In the London-based daily Asharq Al-Awsat, Bouthaina Shaaban wrote that the Iraq which Secretary of State Condoleezza Rice talked about during the security conference and which President Bush was speaking about to Air Force cadets in Colorado only exists in the minds of the speakers, and is far removed from the reality of millions of Iraqi widows, orphaned children and the physically maimed in addition to a million Iraqis who lost their lives and five million displaced.
Focussing on US propaganda, Shaaban referred to Scott McClellan, spokesman in the White House from 2003 to 2006 and whose book What Happened: Inside The Bush White House and Washington Culture of Deception claimed how Bush mislead the US and the world about the war on Iraq and how it was not necessary. "The decision to invade Iraq", he says, "was a serious strategic blunder."

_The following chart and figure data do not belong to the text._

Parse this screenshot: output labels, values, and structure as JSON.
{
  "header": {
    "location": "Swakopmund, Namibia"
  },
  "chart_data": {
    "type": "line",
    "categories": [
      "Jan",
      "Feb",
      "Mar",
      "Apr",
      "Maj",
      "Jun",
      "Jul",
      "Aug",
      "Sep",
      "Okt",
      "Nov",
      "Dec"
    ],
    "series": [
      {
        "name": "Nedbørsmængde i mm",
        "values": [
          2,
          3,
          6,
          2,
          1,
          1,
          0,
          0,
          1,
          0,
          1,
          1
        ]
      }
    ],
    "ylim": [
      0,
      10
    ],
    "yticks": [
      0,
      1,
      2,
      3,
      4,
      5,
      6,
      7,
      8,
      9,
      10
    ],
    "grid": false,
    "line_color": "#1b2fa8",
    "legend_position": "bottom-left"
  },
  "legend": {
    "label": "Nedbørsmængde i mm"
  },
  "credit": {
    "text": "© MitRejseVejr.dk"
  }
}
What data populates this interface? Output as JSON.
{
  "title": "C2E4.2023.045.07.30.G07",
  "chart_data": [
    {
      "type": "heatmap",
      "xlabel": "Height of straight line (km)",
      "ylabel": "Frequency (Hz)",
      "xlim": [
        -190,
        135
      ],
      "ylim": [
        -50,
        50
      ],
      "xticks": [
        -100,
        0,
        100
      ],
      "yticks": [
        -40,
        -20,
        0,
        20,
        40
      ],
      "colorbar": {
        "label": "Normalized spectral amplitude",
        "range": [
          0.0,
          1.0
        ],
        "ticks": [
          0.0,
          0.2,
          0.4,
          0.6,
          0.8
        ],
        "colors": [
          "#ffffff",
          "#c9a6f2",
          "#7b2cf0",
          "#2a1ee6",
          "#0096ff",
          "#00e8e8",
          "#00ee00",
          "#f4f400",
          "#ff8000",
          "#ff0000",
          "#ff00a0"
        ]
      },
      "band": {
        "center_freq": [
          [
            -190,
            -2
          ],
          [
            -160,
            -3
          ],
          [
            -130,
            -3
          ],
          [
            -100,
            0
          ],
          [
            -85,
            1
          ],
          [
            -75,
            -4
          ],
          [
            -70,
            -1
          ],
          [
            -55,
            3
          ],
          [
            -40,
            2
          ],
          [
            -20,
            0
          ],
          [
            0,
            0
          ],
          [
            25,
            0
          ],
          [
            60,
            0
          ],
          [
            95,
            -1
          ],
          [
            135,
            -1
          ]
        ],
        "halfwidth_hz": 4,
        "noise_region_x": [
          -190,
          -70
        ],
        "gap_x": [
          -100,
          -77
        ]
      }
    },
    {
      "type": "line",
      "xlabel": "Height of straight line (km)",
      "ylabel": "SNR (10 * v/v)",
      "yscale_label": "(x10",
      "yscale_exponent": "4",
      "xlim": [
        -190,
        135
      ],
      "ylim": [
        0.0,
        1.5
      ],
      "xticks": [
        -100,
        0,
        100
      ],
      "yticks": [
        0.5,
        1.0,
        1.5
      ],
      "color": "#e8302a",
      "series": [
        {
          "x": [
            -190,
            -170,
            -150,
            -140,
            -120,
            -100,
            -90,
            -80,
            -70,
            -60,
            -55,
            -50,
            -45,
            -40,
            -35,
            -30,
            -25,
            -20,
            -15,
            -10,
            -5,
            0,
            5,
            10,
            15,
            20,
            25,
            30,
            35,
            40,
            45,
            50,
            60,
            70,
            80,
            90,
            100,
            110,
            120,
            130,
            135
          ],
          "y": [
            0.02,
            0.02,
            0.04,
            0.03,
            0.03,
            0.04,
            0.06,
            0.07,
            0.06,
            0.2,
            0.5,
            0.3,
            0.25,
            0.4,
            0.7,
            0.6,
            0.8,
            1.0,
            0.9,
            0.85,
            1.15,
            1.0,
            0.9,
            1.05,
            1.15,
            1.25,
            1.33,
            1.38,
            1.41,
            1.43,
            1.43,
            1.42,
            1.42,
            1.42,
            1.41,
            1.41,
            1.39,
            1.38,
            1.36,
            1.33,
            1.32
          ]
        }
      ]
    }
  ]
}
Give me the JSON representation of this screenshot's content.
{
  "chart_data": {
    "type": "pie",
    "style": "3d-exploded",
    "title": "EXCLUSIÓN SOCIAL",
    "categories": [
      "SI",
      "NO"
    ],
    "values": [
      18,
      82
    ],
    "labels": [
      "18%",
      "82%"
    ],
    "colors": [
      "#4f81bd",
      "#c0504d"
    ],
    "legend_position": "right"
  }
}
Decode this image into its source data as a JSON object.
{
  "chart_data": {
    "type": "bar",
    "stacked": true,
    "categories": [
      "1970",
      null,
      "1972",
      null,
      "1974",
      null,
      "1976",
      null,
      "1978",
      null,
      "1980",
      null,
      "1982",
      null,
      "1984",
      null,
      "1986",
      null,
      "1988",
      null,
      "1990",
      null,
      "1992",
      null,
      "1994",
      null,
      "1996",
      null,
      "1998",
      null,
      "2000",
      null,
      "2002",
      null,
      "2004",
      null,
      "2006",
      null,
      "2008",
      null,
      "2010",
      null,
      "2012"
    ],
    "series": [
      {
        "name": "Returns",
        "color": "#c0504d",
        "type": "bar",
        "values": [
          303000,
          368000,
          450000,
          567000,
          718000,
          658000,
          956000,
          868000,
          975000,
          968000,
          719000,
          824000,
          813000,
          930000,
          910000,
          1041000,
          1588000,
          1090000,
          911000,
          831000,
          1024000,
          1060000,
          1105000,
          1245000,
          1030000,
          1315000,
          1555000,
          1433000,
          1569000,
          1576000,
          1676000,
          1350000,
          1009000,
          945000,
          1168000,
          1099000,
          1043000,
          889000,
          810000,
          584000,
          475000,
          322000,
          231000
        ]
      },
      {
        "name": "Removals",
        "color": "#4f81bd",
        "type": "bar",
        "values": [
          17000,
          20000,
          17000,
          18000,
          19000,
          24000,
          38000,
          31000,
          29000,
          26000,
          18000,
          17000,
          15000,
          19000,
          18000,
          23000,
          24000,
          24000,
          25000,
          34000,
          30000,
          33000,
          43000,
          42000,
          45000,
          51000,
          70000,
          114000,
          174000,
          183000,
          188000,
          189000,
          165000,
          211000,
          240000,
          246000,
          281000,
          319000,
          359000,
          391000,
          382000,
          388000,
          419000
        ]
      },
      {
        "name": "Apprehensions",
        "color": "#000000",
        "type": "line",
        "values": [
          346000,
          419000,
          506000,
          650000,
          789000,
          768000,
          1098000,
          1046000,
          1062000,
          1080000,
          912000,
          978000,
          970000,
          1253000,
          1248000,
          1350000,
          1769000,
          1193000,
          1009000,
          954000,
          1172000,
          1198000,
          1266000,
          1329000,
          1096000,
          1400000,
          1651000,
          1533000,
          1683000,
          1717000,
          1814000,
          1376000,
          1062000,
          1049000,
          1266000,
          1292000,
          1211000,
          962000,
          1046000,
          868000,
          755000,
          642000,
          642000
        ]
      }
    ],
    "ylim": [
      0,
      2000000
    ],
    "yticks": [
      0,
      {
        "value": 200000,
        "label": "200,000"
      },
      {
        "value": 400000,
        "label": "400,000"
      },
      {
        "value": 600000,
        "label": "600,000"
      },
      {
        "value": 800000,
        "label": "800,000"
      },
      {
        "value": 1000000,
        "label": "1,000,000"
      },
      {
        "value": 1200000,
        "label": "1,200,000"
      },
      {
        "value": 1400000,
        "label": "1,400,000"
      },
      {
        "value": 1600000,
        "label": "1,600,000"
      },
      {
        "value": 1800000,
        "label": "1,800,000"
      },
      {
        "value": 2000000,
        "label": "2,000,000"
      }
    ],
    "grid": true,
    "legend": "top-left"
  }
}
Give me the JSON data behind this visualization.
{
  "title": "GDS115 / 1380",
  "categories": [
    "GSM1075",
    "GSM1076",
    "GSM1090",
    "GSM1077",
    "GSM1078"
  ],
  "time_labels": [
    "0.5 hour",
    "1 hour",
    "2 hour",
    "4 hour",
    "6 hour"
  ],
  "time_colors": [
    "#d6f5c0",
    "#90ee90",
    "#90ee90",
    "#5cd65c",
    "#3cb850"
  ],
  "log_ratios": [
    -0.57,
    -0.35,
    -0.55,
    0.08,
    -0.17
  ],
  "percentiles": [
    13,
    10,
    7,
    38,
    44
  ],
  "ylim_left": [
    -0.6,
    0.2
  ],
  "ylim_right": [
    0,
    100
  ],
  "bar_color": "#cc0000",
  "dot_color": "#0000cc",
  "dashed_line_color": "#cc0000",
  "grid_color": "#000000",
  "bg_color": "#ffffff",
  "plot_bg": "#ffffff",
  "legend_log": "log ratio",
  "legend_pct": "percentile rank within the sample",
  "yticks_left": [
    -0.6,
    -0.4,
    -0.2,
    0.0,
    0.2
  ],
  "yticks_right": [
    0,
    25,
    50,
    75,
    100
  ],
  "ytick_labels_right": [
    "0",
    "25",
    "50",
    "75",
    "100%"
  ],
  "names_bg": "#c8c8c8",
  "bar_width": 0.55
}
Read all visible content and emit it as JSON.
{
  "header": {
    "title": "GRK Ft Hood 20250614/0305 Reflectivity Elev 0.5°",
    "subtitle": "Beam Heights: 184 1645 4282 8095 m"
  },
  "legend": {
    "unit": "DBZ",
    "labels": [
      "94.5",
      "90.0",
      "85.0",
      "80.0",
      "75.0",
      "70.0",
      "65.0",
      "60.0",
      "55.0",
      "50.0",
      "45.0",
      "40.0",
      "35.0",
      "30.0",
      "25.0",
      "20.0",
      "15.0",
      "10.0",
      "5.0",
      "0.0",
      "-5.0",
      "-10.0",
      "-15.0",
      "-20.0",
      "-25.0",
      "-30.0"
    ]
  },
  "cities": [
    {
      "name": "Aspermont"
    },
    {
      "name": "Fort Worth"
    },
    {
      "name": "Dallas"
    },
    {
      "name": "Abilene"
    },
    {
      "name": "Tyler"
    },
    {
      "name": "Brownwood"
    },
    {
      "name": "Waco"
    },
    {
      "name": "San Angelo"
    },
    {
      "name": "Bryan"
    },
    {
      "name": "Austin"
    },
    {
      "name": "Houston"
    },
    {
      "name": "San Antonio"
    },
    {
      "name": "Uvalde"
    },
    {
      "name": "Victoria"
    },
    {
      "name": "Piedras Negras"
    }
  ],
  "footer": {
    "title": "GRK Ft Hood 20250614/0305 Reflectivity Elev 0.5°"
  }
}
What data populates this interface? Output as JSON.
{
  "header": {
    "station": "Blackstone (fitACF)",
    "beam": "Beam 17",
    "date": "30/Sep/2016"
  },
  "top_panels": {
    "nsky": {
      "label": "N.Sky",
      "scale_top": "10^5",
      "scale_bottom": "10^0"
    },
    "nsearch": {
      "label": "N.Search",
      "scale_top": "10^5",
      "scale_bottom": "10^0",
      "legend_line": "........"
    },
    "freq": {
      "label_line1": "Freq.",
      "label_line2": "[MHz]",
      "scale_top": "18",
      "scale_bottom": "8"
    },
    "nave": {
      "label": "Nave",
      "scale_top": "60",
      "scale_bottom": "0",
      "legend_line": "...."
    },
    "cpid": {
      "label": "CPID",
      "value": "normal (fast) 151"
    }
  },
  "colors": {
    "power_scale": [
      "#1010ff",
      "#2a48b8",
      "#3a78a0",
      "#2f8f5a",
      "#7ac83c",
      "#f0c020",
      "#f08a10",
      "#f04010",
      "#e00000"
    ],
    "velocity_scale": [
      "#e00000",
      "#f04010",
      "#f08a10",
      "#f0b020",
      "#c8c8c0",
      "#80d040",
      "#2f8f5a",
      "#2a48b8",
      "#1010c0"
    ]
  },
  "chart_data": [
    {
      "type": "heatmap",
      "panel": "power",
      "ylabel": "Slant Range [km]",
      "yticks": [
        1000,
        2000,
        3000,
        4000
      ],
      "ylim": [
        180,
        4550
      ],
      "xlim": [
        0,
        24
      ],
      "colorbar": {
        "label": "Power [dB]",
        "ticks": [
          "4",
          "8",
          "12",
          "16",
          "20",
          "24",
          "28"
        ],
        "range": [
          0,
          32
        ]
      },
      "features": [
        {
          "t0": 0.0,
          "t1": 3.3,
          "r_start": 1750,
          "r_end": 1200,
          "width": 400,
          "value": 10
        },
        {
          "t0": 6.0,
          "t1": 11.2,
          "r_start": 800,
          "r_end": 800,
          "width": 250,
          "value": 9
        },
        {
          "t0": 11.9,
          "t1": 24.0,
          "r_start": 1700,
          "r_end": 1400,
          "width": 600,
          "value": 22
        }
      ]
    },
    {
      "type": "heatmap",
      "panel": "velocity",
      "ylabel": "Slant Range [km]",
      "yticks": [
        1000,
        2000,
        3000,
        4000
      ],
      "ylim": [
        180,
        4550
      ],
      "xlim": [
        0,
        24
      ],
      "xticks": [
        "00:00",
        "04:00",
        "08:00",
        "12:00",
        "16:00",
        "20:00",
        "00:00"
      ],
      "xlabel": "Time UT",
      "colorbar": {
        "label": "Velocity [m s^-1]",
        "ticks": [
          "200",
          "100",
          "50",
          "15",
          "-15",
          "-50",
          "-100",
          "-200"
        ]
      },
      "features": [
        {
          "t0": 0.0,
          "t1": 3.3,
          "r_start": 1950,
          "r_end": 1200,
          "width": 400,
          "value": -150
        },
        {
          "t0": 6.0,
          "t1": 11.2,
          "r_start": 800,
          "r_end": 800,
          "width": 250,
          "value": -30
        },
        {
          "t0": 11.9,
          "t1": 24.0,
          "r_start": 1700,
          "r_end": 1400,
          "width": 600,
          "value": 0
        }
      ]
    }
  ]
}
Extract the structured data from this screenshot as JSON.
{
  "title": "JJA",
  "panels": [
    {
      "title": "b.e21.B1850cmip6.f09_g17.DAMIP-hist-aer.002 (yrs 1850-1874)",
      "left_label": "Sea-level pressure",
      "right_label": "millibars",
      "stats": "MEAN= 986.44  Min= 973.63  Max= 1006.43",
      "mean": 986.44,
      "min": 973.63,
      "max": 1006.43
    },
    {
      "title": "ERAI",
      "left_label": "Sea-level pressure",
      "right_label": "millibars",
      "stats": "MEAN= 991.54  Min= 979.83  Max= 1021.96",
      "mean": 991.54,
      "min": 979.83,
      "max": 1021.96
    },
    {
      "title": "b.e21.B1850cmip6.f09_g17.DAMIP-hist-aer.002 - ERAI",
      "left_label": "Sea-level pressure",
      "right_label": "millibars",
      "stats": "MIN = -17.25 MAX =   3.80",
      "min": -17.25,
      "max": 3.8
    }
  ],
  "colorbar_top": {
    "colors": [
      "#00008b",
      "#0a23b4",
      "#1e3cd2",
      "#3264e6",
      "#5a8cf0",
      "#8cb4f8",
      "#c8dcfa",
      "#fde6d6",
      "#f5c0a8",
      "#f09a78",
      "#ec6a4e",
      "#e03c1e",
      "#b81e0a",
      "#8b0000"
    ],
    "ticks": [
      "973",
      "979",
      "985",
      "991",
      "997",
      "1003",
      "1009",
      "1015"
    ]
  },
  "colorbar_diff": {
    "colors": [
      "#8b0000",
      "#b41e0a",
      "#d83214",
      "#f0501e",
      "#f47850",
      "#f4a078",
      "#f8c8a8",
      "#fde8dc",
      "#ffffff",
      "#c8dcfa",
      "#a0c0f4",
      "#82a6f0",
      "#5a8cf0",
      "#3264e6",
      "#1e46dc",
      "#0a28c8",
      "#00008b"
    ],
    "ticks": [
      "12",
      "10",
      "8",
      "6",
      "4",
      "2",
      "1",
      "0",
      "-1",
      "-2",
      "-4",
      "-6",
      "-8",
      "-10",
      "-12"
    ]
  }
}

Shaaban also referred to Richard Clark, the previous head of counterterrorism in the White House, who said that leaving the American forces in Iraq is helpful to Al-Qaeda. Shaaban wrote that Iraq and the Middle East seem bright and prosperous from Stockholm for those who are transported in their luxurious private jets from their air-conditioned and comfortable offices to seven-star hotels and who speak about humanity and peace in a way that humanises them to the audiences of satellite TV.
But, as Shaaban asserts, "far away are the people of Palestine and Iraq who smell death and blood and who cannot even find white cloth to wrap their dead children in preparation for their burial."
Shaaban warns that between those in Stockholm who express great care about the lives of the Iraqis, and the hell created by them for Iraq and the Iraqis, is a huge gap filled by millions of displaced people and by a way of life that is totally destroyed.
"The speeches from Stockholm and from Bush in Colorado are another addition to the propaganda war that hides the truth from the eyes and hearts of people who would love to know."